I don’t know what to call the opposite of this ‘empty autism’ theory though. I’m hesitant to label it ‘the fullness of autism’ theory – it’s not only that we’re ‘full’, it’s that we’re both complex and under stress. But I don’t want to call it ‘complex autism theory’ either – as this would undoubtedly be twisted and pathologized and used against us. So I’m not sure what to call it – once again, the language of NTs fails to adequately describe the autistic reality.

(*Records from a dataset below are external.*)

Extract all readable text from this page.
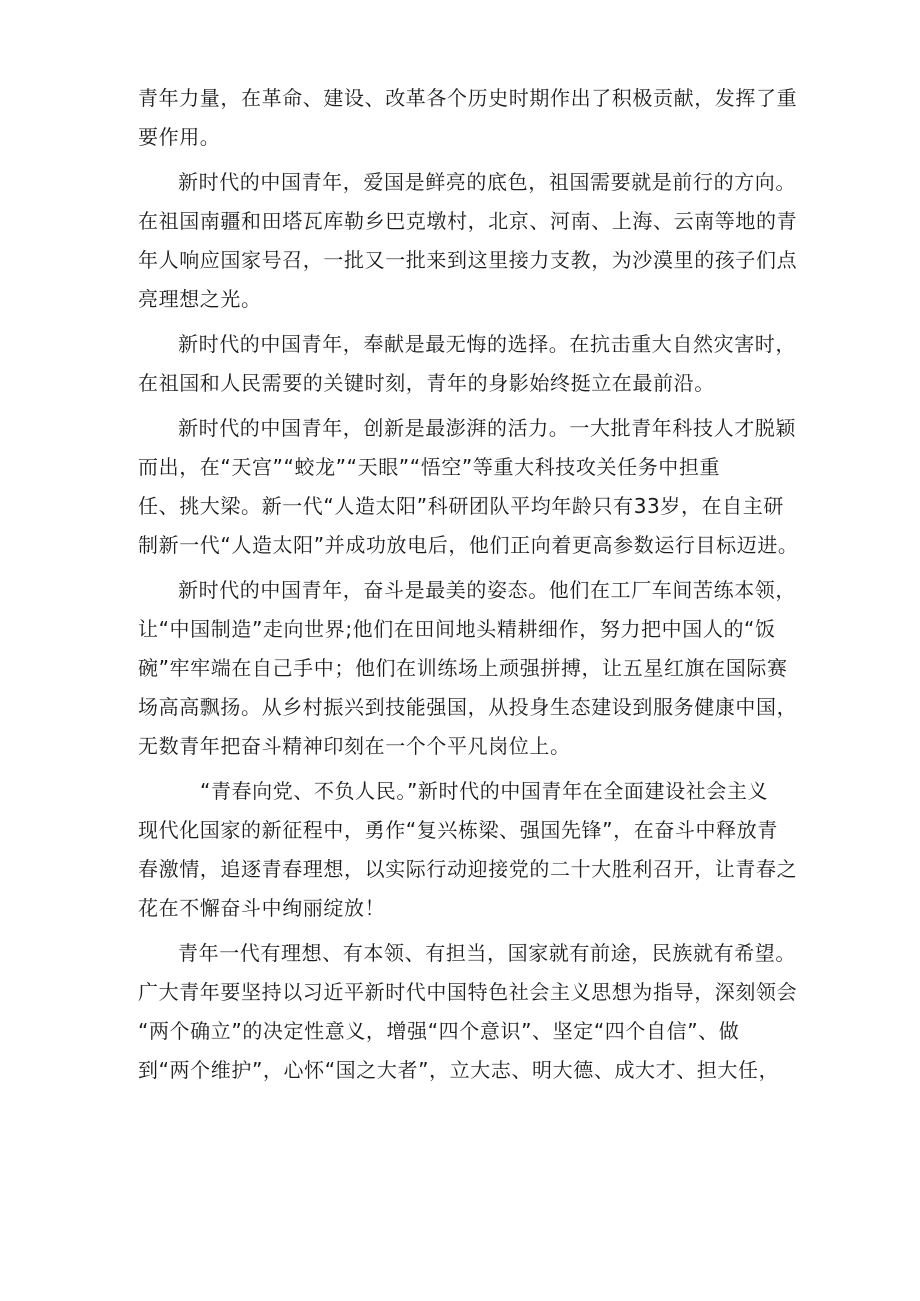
青年力量，在革命、建设、改革各个历史时期作出了积极贡献，发挥了重
要作用。
新时代的中国青年，爱国是鲜亮的底色，祖国需要就是前行的方向。
在祖国南疆和田塔瓦库勒乡巴克墩村，北京、河南、上海、云南等地的青
年人响应国家号召，一批又一批来到这里接力支教，为沙漠里的孩子们点
亮理想之光。
新时代的中国青年，奉献是最无悔的选择。在抗击重大自然灾害时，
在祖国和人民需要的关键时刻，青年的身影始终挺立在最前沿。
新时代的中国青年，创新是最澎湃的活力。一大批青年科技人才脱颖
而出，在“天宫”“蛟龙”“天眼”“悟空”等重大科技攻关任务中担重
任、挑大梁。新一代“人造太阳”科研团队平均年龄只有33岁，在自主研
制新一代“人造太阳”并成功放电后，他们正向着更高参数运行目标迈进。
新时代的中国青年，奋斗是最美的姿态。他们在工厂车间苦练本领，
让“中国制造”走向世界;他们在田间地头精耕细作，努力把中国人的“饭
碗”牢牢端在自己手中；他们在训练场上顽强拼搏，让五星红旗在国际赛
场高高飘扬。从乡村振兴到技能强国，从投身生态建设到服务健康中国，
无数青年把奋斗精神印刻在一个个平凡岗位上。
“青春向党、不负人民。”新时代的中国青年在全面建设社会主义
现代化国家的新征程中，勇作“复兴栋梁、强国先锋”，在奋斗中释放青
春激情，追逐青春理想，以实际行动迎接党的二十大胜利召开，让青春之
花在不懈奋斗中绚丽绽放！
青年一代有理想、有本领、有担当，国家就有前途，民族就有希望。
广大青年要坚持以习近平新时代中国特色社会主义思想为指导，深刻领会
“两个确立”的决定性意义，增强“四个意识”、坚定“四个自信”、做
到“两个维护”，心怀“国之大者”，立大志、明大德、成大才、担大任，
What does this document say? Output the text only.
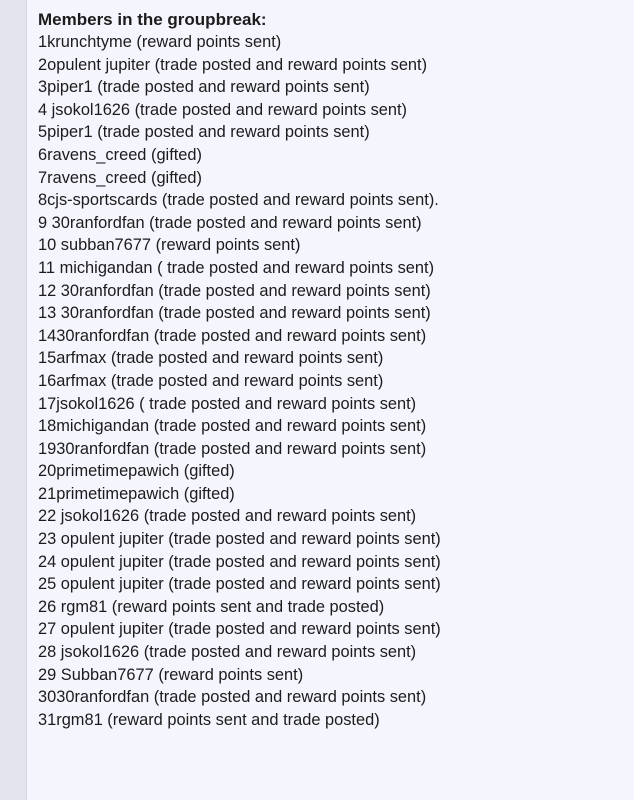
Members in the groupbreak:
1krunchtyme (reward points sent)
2opulent jupiter (trade posted and reward points sent)
3piper1 (trade posted and reward points sent)
4 jsokol1626 (trade posted and reward points sent)
5piper1 (trade posted and reward points sent)
6ravens_creed (gifted)
7ravens_creed (gifted)
8cjs-sportscards (trade posted and reward points sent).
9 30ranfordfan (trade posted and reward points sent)
10 subban7677 (reward points sent)
11 michigandan ( trade posted and reward points sent)
12 30ranfordfan (trade posted and reward points sent)
13 30ranfordfan (trade posted and reward points sent)
1430ranfordfan (trade posted and reward points sent)
15arfmax (trade posted and reward points sent)
16arfmax (trade posted and reward points sent)
17jsokol1626 ( trade posted and reward points sent)
18michigandan (trade posted and reward points sent)
1930ranfordfan (trade posted and reward points sent)
20primetimepawich (gifted)
21primetimepawich (gifted)
22 jsokol1626 (trade posted and reward points sent)
23 opulent jupiter (trade posted and reward points sent)
24 opulent jupiter (trade posted and reward points sent)
25 opulent jupiter (trade posted and reward points sent)
26 rgm81 (reward points sent and trade posted)
27 opulent jupiter (trade posted and reward points sent)
28 jsokol1626 (trade posted and reward points sent)
29 Subban7677 (reward points sent)
3030ranfordfan (trade posted and reward points sent)
31rgm81 (reward points sent and trade posted)
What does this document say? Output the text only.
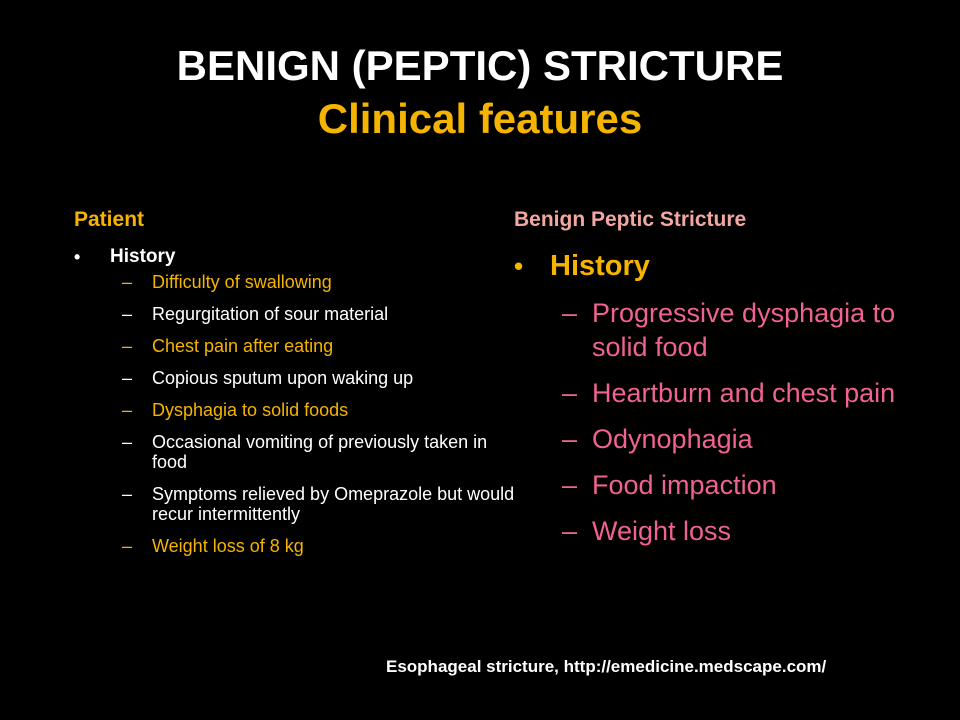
BENIGN (PEPTIC) STRICTURE
Clinical features
Patient
•	History
–	Difficulty of swallowing
–	Regurgitation of sour material
–	Chest pain after eating
–	Copious sputum upon waking up
–	Dysphagia to solid foods
–	Occasional vomiting of previously taken in food
–	Symptoms relieved by Omeprazole but would recur intermittently
–	Weight loss of 8 kg
Benign Peptic Stricture
• History
– Progressive dysphagia to solid food
– Heartburn and chest pain
– Odynophagia
– Food impaction
– Weight loss
Esophageal stricture, http://emedicine.medscape.com/
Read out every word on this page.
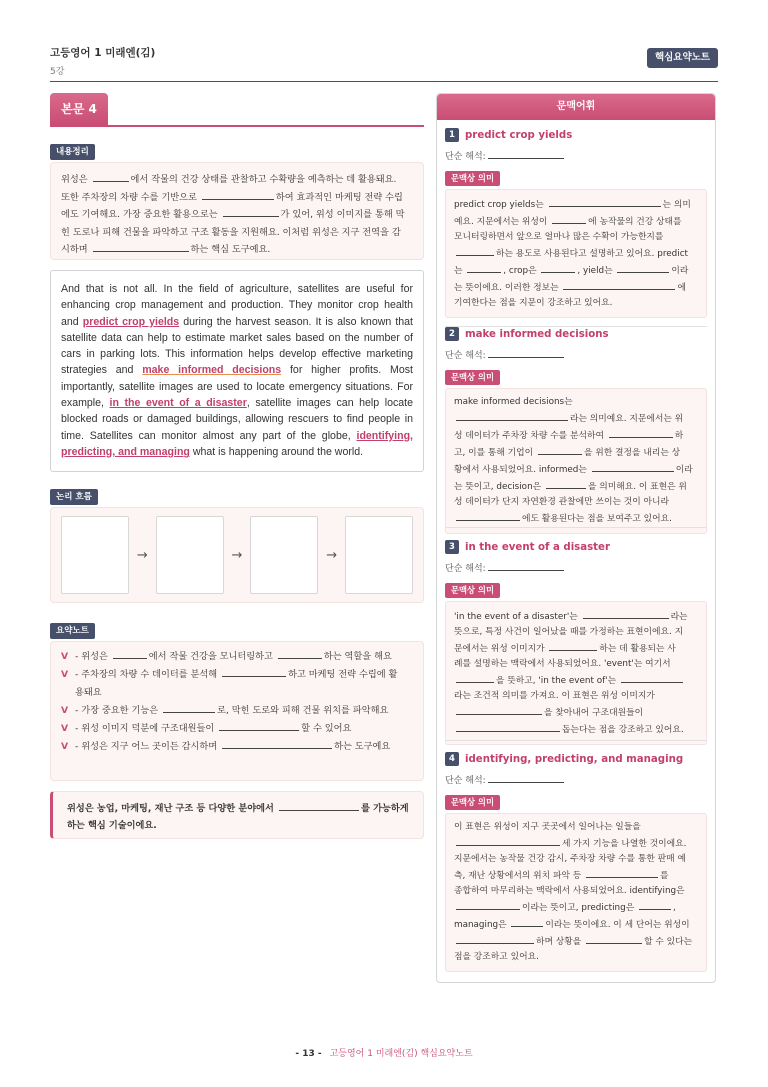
고등영어 1 미래엔(김)
5강
핵심요약노트
본문 4
내용정리
위성은	에서 작물의 건강 상태를 관찰하고 수확량을 예측하는 데 활용돼요.
또한 주차장의 차량 수를 기반으로	하여 효과적인 마케팅 전략 수립
에도 기여해요. 가장 중요한 활용으로는	가 있어, 위성 이미지를 통해 막
힌 도로나 피해 건물을 파악하고 구조 활동을 지원해요. 이처럼 위성은 지구 전역을 감
시하며	하는 핵심 도구예요.
And that is not all. In the field of agriculture, satellites are useful for enhancing crop management and production. They monitor crop health and predict crop yields during the harvest season. It is also known that satellite data can help to estimate market sales based on the number of cars in parking lots. This information helps develop effective marketing strategies and make informed decisions for higher profits. Most importantly, satellite images are used to locate emergency situations. For example, in the event of a disaster, satellite images can help locate blocked roads or damaged buildings, allowing rescuers to find people in time. Satellites can monitor almost any part of the globe, identifying, predicting, and managing what is happening around the world.
논리 흐름
→	→	→
요약노트
V - 위성은	에서 작물 건강을 모니터링하고	하는 역할을 해요
V - 주차장의 차량 수 데이터를 분석해	하고 마케팅 전략 수립에 활
용돼요
V - 가장 중요한 기능은	로, 막힌 도로와 피해 건물 위치를 파악해요
V - 위성 이미지 덕분에 구조대원들이	할 수 있어요
V - 위성은 지구 어느 곳이든 감시하며	하는 도구예요
위성은 농업, 마케팅, 재난 구조 등 다양한 분야에서	를 가능하게
하는 핵심 기술이에요.
문맥어휘
1 predict crop yields
단순 해석:
문맥상 의미
predict crop yields는	는 의미
예요. 지문에서는 위성이	에 농작물의 건강 상태를
모니터링하면서 앞으로 얼마나 많은 수확이 가능한지를
하는 용도로 사용된다고 설명하고 있어요. predict
는	, crop은	, yield는	이라
는 뜻이에요. 이러한 정보는	에
기여한다는 점을 지문이 강조하고 있어요.
2 make informed decisions
단순 해석:
문맥상 의미
make informed decisions는
라는 의미예요. 지문에서는 위
성 데이터가 주차장 차량 수를 분석하여	하
고, 이를 통해 기업이	을 위한 결정을 내리는 상
황에서 사용되었어요. informed는	이라
는 뜻이고, decision은	을 의미해요. 이 표현은 위
성 데이터가 단지 자연환경 관찰에만 쓰이는 것이 아니라
에도 활용된다는 점을 보여주고 있어요.
3 in the event of a disaster
단순 해석:
문맥상 의미
'in the event of a disaster'는	라는
뜻으로, 특정 사건이 일어났을 때를 가정하는 표현이에요. 지
문에서는 위성 이미지가	하는 데 활용되는 사
례를 설명하는 맥락에서 사용되었어요. 'event'는 여기서
을 뜻하고, 'in the event of'는
라는 조건적 의미를 가져요. 이 표현은 위성 이미지가
을 찾아내어 구조대원들이
돕는다는 점을 강조하고 있어요.
4 identifying, predicting, and managing
단순 해석:
문맥상 의미
이 표현은 위성이 지구 곳곳에서 일어나는 일들을
세 가지 기능을 나열한 것이에요.
지문에서는 농작물 건강 감시, 주차장 차량 수를 통한 판매 예
측, 재난 상황에서의 위치 파악 등	를
종합하여 마무리하는 맥락에서 사용되었어요. identifying은
이라는 뜻이고, predicting은	,
managing은	이라는 뜻이에요. 이 세 단어는 위성이
하며 상황을	할 수 있다는
점을 강조하고 있어요.
- 13 - 고등영어 1 미래엔(김) 핵심요약노트
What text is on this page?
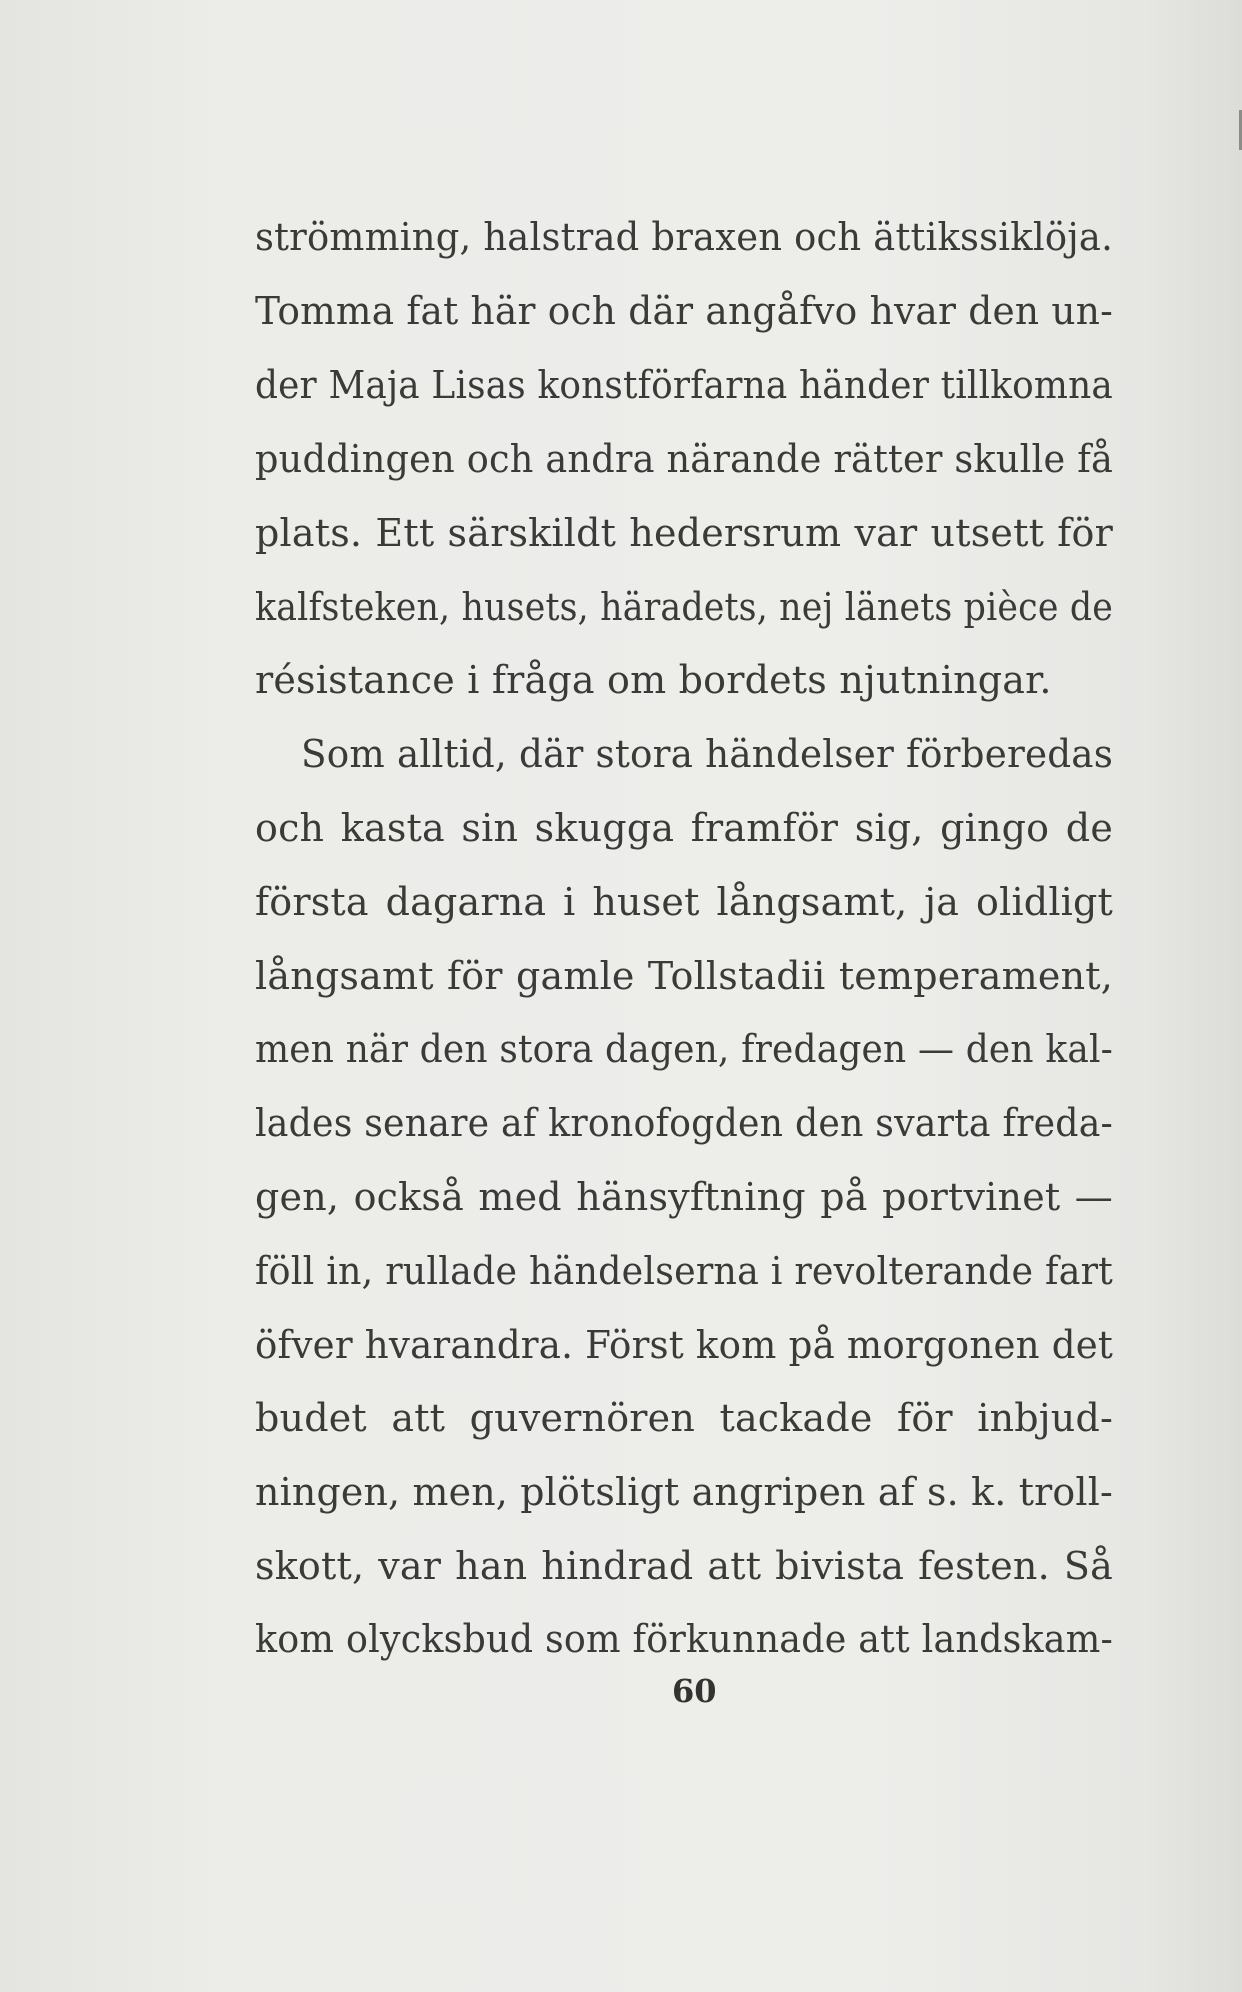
strömming, halstrad braxen och ättikssiklöja.
Tomma fat här och där angåfvo hvar den un-
der Maja Lisas konstförfarna händer tillkomna
puddingen och andra närande rätter skulle få
plats. Ett särskildt hedersrum var utsett för
kalfsteken, husets, häradets, nej länets pièce de
résistance i fråga om bordets njutningar.
Som alltid, där stora händelser förberedas
och kasta sin skugga framför sig, gingo de
första dagarna i huset långsamt, ja olidligt
långsamt för gamle Tollstadii temperament,
men när den stora dagen, fredagen — den kal-
lades senare af kronofogden den svarta freda-
gen, också med hänsyftning på portvinet —
föll in, rullade händelserna i revolterande fart
öfver hvarandra. Först kom på morgonen det
budet att guvernören tackade för inbjud-
ningen, men, plötsligt angripen af s. k. troll-
skott, var han hindrad att bivista festen. Så
kom olycksbud som förkunnade att landskam-
60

What I do know is that, once again, I’m forced into the realisation that nothing less than an entire reframing of the public understanding of autism and autistics is necessary. Only when it’s seen that we are not ‘empty’ of all the things that make people human, can real progress be made. Because as has recently been noted, the public image of autism is based on us in varying degrees of distress, and is thus distorted, the signs of our distress taken as symptoms of our autism, ie as givens with our ‘disorder’. And that stress can be traced back directly to the Empty Autism theory, and the resulting misunderstanding and pathologizing of autism and autistics.

And it’s time for all that to stop. Time for the empty autism theory to be laid to rest, and for our humanity to be seen and accepted, and for our part in the full range of human diversity to be embraced. Our very survival depends on it.